Collaborations can take on many forms. What role do they play in your approach and what are your preferred ways of engaging with other creatives through, for example, file sharing, jamming or just talking about ideas?

I like to collaborate with artists, most of my album are collaborative. I easily bore myself when I work alone, and I find it very often an exercise of mental onanism as you don’t relate to anything external, you live on your creative planet and reassure yourself that what you’re doing is good and has a value. On the other side collaborating is a mutual learning process, there’s a constant exchange, new ideas bloom and the horizon widens.  

I use all three methods you mentioned. It depends where I am and where is / are the artists I’m working with. If I have to choose I prefer being together in the same studio at the same time but sometime it isn't  possible so exchanging files works just well.

Take us through a day in your life, from a possible morning routine through to your work, please. Do you have a fixed schedule? How do music and other aspects of your life feed back into each other - do you separate them or instead try to make them blend seamlessly?

I have a pretty fixed schedule as I'm father of an 8 years old girl so there’re certain task in the morning I can’t avoid.

I wake up quite early around 6:30/7:00, usually earlier than the rest of the family, I read the news in bed with the ipad, do emails or study manuals.
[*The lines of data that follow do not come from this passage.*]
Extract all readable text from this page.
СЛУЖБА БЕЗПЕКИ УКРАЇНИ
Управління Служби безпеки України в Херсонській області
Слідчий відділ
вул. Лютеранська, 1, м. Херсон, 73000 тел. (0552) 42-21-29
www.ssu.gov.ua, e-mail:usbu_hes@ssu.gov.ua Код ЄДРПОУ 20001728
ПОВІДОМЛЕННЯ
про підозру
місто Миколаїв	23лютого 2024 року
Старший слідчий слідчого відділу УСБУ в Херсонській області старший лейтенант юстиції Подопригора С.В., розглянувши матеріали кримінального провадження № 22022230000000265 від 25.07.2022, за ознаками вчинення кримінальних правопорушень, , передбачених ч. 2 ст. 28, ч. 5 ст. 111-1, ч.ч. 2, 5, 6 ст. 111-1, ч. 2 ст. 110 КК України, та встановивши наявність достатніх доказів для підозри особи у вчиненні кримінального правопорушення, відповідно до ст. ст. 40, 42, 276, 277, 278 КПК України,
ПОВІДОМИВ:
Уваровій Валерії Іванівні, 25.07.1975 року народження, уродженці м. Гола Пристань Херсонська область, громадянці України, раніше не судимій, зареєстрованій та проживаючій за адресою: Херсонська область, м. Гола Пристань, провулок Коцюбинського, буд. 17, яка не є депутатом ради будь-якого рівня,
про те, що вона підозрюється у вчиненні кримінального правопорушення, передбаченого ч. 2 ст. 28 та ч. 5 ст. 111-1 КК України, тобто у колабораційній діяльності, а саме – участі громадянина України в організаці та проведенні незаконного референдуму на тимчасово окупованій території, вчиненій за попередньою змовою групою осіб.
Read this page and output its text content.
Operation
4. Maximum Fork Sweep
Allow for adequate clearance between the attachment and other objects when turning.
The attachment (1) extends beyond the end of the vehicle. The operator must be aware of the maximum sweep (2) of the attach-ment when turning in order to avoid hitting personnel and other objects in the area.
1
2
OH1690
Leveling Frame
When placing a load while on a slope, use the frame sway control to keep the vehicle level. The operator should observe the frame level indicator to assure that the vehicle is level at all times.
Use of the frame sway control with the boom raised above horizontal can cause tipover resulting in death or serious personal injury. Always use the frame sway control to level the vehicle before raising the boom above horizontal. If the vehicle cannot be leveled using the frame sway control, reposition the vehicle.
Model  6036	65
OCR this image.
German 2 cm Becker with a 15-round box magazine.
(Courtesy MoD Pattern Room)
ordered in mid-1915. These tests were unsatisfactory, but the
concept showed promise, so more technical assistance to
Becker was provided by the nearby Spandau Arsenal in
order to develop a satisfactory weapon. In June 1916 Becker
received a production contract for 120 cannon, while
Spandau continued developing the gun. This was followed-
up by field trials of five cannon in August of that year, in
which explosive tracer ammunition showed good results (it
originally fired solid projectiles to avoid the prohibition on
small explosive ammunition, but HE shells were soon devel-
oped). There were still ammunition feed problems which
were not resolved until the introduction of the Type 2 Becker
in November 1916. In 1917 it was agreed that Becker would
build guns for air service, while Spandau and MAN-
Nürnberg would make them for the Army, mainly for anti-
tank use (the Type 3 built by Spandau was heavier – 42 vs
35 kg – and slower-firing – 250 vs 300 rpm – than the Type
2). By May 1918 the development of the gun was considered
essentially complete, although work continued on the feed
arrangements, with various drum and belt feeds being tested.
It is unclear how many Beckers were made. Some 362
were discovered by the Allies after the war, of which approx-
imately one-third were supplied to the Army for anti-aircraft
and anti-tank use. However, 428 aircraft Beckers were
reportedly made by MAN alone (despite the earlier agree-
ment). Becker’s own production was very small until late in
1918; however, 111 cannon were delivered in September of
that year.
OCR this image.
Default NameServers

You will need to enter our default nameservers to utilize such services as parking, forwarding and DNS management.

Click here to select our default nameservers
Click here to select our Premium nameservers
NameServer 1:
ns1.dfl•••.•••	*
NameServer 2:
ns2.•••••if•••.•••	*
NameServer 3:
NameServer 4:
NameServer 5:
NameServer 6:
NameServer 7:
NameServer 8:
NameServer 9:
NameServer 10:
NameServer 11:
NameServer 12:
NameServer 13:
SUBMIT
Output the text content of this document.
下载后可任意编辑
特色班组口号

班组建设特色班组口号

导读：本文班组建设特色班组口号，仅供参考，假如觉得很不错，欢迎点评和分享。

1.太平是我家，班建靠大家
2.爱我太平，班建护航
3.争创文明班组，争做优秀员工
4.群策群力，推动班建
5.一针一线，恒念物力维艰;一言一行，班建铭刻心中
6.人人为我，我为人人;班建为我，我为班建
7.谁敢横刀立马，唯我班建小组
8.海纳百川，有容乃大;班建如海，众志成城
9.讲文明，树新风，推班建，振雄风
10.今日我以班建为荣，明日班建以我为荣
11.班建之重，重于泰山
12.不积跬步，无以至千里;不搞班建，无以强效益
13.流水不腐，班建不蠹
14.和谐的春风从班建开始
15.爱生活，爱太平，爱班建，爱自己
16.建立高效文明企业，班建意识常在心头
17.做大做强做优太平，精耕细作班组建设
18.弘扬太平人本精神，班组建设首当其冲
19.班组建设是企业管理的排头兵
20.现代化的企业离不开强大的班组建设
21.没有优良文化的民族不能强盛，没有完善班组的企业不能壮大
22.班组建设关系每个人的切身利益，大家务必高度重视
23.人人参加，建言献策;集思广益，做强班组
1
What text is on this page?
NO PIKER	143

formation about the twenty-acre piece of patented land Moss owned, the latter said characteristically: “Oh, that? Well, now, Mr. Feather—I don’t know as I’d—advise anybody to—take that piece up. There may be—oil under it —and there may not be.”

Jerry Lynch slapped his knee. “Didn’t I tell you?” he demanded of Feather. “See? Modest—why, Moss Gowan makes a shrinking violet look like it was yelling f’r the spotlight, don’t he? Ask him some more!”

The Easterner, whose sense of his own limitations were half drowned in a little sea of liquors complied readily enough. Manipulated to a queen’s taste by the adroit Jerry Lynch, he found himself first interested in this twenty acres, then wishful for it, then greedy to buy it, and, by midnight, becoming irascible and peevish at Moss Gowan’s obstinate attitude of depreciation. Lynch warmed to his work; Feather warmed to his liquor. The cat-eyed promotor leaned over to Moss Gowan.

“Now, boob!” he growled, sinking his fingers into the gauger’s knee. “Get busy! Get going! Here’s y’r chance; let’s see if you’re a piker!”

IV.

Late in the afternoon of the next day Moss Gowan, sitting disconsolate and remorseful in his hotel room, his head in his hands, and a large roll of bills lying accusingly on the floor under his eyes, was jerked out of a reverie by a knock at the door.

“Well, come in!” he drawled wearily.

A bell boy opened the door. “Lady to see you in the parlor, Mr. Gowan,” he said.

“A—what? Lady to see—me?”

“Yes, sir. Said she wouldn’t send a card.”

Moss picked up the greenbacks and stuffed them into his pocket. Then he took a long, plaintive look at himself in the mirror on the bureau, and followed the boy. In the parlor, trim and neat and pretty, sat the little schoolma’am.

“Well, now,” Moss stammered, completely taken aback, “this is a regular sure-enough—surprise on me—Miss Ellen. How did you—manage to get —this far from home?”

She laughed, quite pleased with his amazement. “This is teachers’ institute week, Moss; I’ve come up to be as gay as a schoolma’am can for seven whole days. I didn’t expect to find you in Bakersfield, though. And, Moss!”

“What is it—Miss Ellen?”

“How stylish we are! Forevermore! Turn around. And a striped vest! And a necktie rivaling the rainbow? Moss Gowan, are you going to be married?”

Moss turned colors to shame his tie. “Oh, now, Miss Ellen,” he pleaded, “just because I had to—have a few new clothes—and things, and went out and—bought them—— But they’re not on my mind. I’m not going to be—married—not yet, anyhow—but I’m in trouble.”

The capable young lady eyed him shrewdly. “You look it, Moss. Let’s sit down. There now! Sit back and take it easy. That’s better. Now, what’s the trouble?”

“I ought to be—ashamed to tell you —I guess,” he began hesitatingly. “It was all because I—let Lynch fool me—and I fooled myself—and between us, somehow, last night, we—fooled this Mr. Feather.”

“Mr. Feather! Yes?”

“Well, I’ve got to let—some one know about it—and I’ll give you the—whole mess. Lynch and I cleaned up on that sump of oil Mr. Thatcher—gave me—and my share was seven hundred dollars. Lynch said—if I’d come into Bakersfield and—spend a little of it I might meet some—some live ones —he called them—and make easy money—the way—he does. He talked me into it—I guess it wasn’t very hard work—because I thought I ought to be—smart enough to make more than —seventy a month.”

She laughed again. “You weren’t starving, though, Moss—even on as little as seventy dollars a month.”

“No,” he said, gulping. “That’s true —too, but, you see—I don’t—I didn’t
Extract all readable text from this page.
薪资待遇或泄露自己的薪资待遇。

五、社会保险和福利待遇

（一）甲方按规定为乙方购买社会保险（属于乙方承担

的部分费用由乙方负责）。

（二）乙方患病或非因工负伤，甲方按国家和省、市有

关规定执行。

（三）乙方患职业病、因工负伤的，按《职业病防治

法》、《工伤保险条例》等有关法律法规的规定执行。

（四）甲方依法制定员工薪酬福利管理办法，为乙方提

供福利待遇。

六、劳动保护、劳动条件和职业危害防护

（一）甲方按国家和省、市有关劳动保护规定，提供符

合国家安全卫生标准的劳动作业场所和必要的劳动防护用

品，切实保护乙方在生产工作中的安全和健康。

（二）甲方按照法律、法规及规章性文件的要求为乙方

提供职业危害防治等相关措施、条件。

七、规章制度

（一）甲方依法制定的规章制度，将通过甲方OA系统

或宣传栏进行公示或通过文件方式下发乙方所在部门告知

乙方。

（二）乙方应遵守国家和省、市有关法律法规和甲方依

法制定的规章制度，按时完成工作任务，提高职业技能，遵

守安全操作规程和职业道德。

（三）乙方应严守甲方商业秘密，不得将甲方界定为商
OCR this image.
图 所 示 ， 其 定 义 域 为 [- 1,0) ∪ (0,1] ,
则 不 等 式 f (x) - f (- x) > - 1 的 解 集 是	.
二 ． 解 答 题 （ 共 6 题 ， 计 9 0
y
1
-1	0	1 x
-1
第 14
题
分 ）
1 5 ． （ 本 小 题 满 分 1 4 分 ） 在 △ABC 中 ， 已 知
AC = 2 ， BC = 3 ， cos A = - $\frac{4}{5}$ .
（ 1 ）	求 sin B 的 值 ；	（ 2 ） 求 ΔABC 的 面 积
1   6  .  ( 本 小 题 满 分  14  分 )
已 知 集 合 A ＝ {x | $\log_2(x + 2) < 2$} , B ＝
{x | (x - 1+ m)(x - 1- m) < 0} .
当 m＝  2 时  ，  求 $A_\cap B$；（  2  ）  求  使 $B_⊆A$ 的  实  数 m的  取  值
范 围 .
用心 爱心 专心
After my daughter is dropped off at school, either by me or my wife, there’s the business part like invoices, follow ups, phone calls etc etc. Then studio time.

Depending on what I’m working on, and its deadline, my personal projects can happen in the morning or in the evening. If I’m working on an advert and I must quickly deliver that is my priority and I’ll work on my stuff later in the day or even after dinner. Otherwise I work since morning to the moment my daughter will be back home. Then it’s father time, cooking and relax.

I’m kind of forced to separate music from daily life even if in the end they melt in some way.